Justo Hernández, coordinador alterno para operaciones de FEMA en Puerto Rico, indicó que el suministro de agua y comida en la isla mediante la misión de la agencia tras el huracán María no se detuvo, pero a principios de año ajustaron el plan cuando los comercios comenzaron a reabrir y el servicio de agua potable era restablecido por la Autoridad de Acueductos y Alcantarillados (AAA).

“Determinamos en enero que teníamos un exceso. Este exceso lo estábamos trabajando en Ceiba. Decidimos poner esa agua en el piso, en el tarmac, porque nosotros teníamos esa agua en contenedores o en almacenes a través de toda la isla.
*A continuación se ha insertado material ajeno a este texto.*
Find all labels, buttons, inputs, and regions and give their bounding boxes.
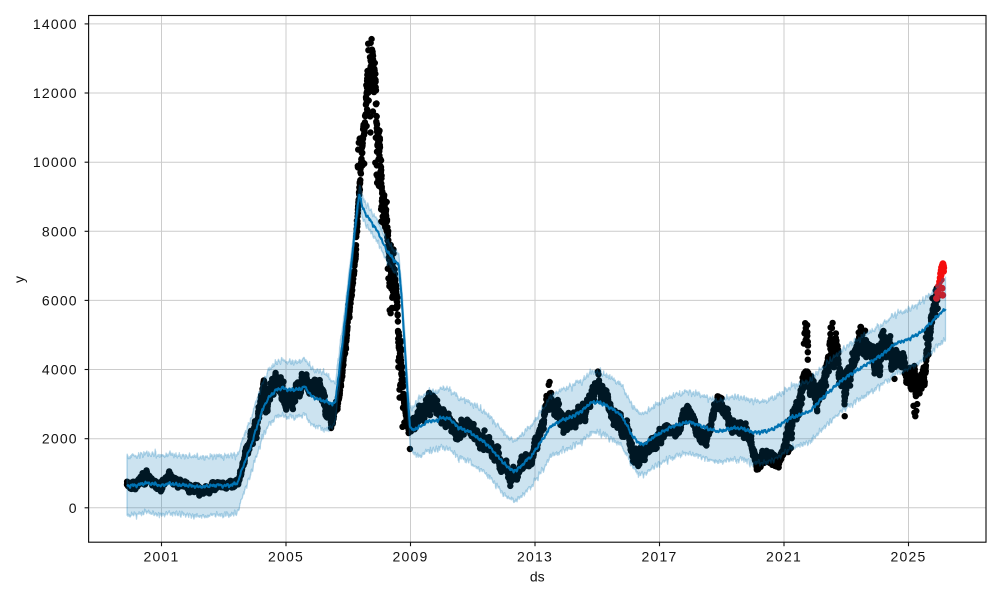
svg-text:2001: 2001	[144, 549, 180, 565]
svg-text:y: y	[11, 276, 27, 283]
svg-text:2013: 2013	[517, 549, 553, 565]
svg-text:4000: 4000	[42, 362, 78, 378]
svg-text:ds: ds	[530, 568, 545, 584]
svg-text:8000: 8000	[42, 223, 78, 239]
svg-text:2005: 2005	[268, 549, 304, 565]
svg-text:2000: 2000	[42, 431, 78, 447]
svg-text:2009: 2009	[393, 549, 429, 565]
svg-text:12000: 12000	[33, 85, 78, 101]
svg-text:10000: 10000	[33, 154, 78, 170]
svg-text:6000: 6000	[42, 292, 78, 308]
svg-text:2017: 2017	[642, 549, 678, 565]
svg-text:0: 0	[69, 500, 78, 516]
svg-text:2025: 2025	[891, 549, 927, 565]
svg-text:2021: 2021	[766, 549, 802, 565]
svg-text:14000: 14000	[33, 16, 78, 32]
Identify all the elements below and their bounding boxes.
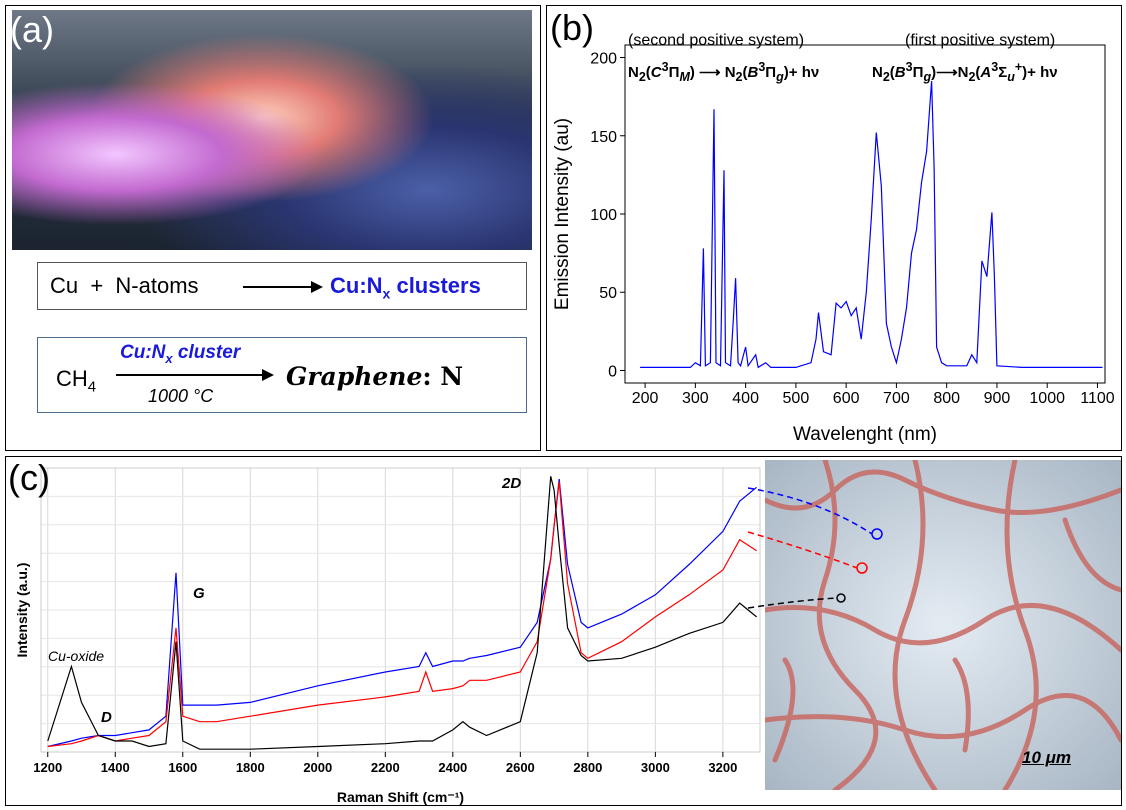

Teníamos 1,157 contenedores llenos de agua que era en exceso y esos contenedores teníamos que devolverlos”, explicó Hernández en una conferencia de prensa.

No obstante, recalcó que las paletas de botellas de agua entraban y salían del lugar, según llegaban más suministros y se repartían. En una comunicación oficial de FEMA, se informó que más de cuatro millones de litros de agua fueron distribuidos después de declarar el exceso. 

“No puedo decirle a nadie que de esa agua no hay que esté dañada, pero tampoco voy a decir que toda esa agua está dañada. Lo que sí les puedo decir es que nosotros la pusimos en el terminal”, dijo, en relación a las alegaciones de que el agua tenía mal olor y sabor.

“En ningún momento ni el gobierno de Puerto Rico ni FEMA puso en peligro la salud de ningún ciudadano en Puerto Rico con los suministros que trajimos para darles ayuda”, recalcó.

Asimismo, según Hernández, antes de identificar el agua como exceso, la agencia hizo un ejercicio de ir a todos los bancos de comida, a las agencias voluntarias que estaban dando comida de FEMA y a los Ayuntamientos para verificar que tuvieran agua.

“Había agua y comida en excedente en los municipios y cuando llegamos a la decisión todavía teníamos misiones de comida y agua, y estábamos reciclando esta agua”, aseguró a preguntas de los medios.

Acompañado por el secretario de Seguridad Pública, Héctor Pesquera, el coordinador detalló que el proceso mediante el cual se identifican los excesos de cualquier suministro para “salir de él” es a través de la Administración de Servicios Generales (ASG).

“Para febrero decidimos que teníamos 19,841 paletas de agua en exceso, para abril pusimos esto en ASG para salir del exceso y lo abrimos para que toda persona jurídica en Puerto Rico, el gobierno local y el gobierno de Estados Unidos pudieran tener acceso a ese exceso de agua que no se iba a usar para la misión de comida y agua (de FEMA)”, sostuvo Hernández.

Fue entonces cuando, desde mayo, el gobierno local tomó la titularidad de los suministros. Ayer, miércoles, trascendió que la ASG inició una investigación interna para indagar en las razones por las que la agencia solicitó la mercancía sin tener la capacidad de manejarla.

La ASG informó que, desde que se hizo a cargo de la mercancía, se entregaron sobre 700 paletas a municipios y agencias del gobierno local hasta que recibió quejas por el estado del agua.

Hernández confirmó que la ASG devolvió los suministros a FEMA, por lo que ahora la agencia utilizará los recursos federales “para disponer apropiadamente de esa agua”.